Closed andycox closed 1 year ago
The worker does not need to make any effort to restart jobs or handle worker crashes. You are welcome to retry network operations in the case of a network blip but Faktory will handle crashed workers automatically, jobs will timeout after 30 minutes and re-enqueue. Yes, if the job finished before the ACK failed, then the job will execute twice, as you correctly note.
As I mentioned on the Faktory Gitter, I'm in the process of implementing a JVM worker library after finding the existing ones abandoned and/or insufficient for our needs. My hope is to eventually open source it, but it's not quite ready for prime time.
I have much of the basic functionality working and am starting to look at robustifying the error handling for things like ephemeral network or Faktory server outages.
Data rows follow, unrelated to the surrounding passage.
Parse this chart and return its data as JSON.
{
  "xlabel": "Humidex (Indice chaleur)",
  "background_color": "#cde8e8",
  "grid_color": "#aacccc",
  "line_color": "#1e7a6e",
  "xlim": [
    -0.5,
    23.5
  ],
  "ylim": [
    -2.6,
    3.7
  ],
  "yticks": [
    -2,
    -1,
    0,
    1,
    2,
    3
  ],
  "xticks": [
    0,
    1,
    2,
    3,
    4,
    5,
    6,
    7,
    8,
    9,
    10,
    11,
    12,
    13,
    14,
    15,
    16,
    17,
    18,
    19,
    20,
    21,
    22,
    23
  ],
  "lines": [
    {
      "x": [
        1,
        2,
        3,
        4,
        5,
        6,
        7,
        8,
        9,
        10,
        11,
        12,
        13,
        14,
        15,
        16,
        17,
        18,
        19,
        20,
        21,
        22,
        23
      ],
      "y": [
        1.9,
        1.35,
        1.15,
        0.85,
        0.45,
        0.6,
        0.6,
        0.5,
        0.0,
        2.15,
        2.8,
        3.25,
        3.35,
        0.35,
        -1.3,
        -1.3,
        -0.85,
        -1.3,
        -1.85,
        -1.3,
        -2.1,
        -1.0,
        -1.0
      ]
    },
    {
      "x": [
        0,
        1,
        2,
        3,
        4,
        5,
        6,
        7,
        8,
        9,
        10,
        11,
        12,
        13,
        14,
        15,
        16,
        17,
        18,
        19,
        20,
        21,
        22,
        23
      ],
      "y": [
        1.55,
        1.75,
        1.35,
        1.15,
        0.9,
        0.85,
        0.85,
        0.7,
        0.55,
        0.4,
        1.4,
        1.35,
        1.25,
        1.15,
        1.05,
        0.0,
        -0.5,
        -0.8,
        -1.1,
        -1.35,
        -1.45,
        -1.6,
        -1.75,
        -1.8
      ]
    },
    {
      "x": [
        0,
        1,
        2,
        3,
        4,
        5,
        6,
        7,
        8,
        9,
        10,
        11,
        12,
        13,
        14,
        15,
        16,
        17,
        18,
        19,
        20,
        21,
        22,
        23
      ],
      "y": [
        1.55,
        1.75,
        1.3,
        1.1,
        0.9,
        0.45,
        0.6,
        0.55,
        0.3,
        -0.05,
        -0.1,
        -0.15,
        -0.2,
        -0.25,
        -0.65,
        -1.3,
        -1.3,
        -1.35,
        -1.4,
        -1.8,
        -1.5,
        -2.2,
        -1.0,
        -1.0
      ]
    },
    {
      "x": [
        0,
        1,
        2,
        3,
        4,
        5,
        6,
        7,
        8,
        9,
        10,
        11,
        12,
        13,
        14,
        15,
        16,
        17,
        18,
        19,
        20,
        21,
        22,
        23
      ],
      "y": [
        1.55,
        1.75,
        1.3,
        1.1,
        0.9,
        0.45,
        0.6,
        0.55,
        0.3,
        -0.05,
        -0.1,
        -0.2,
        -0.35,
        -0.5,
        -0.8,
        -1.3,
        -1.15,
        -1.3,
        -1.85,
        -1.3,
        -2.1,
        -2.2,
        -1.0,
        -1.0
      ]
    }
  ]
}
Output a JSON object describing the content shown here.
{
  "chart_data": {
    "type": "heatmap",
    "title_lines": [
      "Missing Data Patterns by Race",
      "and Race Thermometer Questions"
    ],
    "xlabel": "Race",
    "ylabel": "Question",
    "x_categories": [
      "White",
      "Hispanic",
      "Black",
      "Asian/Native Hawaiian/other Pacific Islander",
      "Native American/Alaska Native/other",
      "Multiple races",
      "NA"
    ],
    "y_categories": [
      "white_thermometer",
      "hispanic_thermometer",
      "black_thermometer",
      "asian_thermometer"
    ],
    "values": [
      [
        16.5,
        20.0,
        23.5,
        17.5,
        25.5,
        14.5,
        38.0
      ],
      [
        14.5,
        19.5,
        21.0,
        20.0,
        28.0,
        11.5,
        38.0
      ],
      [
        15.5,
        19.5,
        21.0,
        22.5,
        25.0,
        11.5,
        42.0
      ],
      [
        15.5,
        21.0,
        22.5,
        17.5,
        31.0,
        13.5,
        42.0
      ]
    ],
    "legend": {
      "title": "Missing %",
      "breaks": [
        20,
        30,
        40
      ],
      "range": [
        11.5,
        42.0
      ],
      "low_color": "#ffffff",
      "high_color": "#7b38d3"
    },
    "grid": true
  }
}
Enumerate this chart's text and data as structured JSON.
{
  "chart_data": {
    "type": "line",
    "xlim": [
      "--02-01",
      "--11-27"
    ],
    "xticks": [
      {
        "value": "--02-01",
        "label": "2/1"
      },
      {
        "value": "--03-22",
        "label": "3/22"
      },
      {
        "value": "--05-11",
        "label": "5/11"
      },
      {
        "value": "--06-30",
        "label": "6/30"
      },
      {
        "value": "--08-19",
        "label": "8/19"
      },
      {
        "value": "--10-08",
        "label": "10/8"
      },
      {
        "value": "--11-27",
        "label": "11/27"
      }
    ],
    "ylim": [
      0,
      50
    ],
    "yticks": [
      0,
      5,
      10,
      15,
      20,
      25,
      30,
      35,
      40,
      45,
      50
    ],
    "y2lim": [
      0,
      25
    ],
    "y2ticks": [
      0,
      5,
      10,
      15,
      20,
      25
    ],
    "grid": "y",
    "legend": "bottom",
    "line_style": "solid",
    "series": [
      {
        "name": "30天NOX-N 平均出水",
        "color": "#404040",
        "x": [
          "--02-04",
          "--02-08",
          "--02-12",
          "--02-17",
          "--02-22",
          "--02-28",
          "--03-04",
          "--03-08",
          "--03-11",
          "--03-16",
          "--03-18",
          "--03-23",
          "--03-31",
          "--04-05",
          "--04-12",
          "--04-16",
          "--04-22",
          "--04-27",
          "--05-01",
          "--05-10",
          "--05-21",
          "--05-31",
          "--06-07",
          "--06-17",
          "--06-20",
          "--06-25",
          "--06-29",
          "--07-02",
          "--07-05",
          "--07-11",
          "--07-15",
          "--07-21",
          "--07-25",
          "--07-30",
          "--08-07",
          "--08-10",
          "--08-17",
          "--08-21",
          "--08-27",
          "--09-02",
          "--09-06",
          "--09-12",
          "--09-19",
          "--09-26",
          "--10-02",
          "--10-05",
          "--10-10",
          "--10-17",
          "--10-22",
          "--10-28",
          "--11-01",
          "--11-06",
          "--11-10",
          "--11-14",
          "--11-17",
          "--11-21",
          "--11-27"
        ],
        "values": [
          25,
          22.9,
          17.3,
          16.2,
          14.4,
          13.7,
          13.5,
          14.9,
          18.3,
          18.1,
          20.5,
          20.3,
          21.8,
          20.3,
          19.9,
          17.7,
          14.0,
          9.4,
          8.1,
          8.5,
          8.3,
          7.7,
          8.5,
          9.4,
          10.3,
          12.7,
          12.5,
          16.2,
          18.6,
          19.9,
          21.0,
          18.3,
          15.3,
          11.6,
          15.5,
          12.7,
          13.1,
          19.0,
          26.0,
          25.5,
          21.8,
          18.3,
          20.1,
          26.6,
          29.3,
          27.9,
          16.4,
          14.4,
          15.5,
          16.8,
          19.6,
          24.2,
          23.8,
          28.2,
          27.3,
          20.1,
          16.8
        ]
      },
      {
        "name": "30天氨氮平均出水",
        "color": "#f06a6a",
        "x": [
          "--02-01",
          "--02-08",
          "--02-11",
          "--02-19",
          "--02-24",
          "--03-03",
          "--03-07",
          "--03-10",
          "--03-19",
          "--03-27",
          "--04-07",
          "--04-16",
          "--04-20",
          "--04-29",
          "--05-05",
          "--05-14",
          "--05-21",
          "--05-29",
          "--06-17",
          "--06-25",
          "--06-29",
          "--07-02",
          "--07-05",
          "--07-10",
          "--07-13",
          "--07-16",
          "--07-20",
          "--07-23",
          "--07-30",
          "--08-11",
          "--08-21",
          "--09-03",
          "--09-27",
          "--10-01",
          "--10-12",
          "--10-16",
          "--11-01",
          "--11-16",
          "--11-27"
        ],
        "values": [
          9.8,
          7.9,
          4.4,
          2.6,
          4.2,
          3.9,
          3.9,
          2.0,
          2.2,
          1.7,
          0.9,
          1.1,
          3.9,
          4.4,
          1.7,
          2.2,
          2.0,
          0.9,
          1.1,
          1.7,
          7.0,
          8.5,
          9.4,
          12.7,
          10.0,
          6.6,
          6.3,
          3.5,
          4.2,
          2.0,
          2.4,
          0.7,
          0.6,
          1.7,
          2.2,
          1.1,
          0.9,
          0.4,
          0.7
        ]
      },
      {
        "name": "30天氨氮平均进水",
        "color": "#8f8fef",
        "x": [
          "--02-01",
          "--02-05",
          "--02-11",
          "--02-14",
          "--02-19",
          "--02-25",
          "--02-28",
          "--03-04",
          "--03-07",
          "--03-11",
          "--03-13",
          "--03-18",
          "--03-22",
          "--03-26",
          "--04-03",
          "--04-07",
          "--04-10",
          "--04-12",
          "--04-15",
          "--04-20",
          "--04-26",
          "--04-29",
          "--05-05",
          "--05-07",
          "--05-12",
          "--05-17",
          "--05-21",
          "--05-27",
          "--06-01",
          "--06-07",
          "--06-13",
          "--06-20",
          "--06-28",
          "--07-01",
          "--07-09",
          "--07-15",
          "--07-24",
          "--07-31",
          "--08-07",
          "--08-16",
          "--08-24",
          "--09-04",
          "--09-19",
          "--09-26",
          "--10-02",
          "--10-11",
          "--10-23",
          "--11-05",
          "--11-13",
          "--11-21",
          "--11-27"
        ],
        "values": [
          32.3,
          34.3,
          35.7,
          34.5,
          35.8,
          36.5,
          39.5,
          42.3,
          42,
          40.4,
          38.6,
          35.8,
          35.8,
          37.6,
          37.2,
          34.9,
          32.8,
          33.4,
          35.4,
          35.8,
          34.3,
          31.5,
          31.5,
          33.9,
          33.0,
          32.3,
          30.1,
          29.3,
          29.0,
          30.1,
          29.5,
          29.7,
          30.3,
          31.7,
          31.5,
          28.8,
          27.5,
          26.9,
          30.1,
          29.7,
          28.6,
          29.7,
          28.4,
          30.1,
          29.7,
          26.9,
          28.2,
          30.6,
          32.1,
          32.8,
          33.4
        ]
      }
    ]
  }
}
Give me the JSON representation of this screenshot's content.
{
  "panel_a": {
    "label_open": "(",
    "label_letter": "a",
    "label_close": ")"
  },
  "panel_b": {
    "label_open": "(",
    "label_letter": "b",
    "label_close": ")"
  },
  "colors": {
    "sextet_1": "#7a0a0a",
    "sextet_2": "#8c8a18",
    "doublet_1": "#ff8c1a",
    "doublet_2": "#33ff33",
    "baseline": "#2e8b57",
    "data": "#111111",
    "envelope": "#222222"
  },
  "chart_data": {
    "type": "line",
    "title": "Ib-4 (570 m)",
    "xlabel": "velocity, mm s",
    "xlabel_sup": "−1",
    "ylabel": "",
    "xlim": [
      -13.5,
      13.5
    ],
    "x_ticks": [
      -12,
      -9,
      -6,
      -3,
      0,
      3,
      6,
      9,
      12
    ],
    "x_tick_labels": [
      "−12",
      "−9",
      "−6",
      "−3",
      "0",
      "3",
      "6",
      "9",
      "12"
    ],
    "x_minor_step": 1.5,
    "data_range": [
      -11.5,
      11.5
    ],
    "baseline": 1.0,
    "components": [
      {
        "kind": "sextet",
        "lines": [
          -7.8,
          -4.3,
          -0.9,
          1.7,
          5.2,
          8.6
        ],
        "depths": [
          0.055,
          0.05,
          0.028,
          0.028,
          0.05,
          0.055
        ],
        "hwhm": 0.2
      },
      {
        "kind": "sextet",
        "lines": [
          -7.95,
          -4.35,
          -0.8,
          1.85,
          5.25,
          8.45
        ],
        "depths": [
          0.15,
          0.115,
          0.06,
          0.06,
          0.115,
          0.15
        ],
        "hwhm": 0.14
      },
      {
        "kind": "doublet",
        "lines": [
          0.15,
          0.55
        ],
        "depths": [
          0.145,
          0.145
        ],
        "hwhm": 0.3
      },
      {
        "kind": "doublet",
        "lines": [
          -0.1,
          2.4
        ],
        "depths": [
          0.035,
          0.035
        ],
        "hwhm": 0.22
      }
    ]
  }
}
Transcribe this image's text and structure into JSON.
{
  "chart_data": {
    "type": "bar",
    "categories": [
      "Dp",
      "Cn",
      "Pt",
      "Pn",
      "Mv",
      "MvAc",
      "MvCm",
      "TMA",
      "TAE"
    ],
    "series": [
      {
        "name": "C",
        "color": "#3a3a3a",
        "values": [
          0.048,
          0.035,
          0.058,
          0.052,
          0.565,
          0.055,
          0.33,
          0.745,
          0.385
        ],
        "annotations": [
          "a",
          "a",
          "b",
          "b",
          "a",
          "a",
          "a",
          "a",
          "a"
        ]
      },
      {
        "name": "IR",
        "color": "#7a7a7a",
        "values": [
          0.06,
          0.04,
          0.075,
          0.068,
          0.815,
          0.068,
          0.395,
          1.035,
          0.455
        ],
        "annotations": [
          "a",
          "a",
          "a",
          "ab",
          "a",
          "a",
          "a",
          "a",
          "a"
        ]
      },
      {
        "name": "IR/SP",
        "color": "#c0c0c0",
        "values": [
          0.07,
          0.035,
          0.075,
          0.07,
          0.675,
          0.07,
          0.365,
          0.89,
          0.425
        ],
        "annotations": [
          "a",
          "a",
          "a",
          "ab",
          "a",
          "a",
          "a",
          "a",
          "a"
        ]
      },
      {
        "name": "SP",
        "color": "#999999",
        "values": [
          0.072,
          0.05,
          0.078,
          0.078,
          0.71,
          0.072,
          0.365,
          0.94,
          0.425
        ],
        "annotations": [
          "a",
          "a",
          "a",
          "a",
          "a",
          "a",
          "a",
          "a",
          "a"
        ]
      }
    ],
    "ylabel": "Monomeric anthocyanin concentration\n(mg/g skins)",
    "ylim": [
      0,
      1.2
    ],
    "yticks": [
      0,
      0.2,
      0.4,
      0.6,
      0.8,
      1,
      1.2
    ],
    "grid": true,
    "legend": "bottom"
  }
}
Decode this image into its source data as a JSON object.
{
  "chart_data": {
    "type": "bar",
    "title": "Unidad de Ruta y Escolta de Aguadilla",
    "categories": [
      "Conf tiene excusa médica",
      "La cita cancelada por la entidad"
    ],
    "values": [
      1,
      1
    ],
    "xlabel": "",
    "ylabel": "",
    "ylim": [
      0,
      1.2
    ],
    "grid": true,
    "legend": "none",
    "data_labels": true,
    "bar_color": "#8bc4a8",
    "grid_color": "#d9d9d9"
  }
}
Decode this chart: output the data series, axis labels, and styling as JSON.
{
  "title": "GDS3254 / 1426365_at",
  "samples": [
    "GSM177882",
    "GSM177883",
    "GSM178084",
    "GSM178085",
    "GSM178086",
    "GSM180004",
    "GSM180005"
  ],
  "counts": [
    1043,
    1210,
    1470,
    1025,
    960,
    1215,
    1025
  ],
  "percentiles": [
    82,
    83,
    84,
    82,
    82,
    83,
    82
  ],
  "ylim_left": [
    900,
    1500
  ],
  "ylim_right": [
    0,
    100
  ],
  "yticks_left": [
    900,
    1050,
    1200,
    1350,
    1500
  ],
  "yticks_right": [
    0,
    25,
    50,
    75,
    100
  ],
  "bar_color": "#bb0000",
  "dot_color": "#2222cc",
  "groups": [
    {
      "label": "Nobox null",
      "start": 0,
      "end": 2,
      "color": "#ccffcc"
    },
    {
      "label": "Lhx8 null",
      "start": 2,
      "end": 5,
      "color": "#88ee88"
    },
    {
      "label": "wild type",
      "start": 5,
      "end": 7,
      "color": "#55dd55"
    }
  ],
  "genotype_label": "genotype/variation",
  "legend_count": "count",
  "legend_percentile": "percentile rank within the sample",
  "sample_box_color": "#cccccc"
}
I wanted to get your thoughts on best practices for how/whether worker libraries should support retrying Faktory commands, such as in the following example:
With the worker unable to reach the Faktory server, obviously the ACK/FAIL command cannot be succesfully sent. Should the worker library handle automatically retrying the command up to N times until it gives up? Or should that decision be left up to the application assuming the library lets the application know the command has failed (e.g., exception, return code)? Or should we just leave it up to the Faktory server to eventually time out on the job and release for re-execution?
Assuming the job is idempotent, it seems to come down mostly to a question of how long we're willing to wait for the job to be retried. Is there anything I'm missing?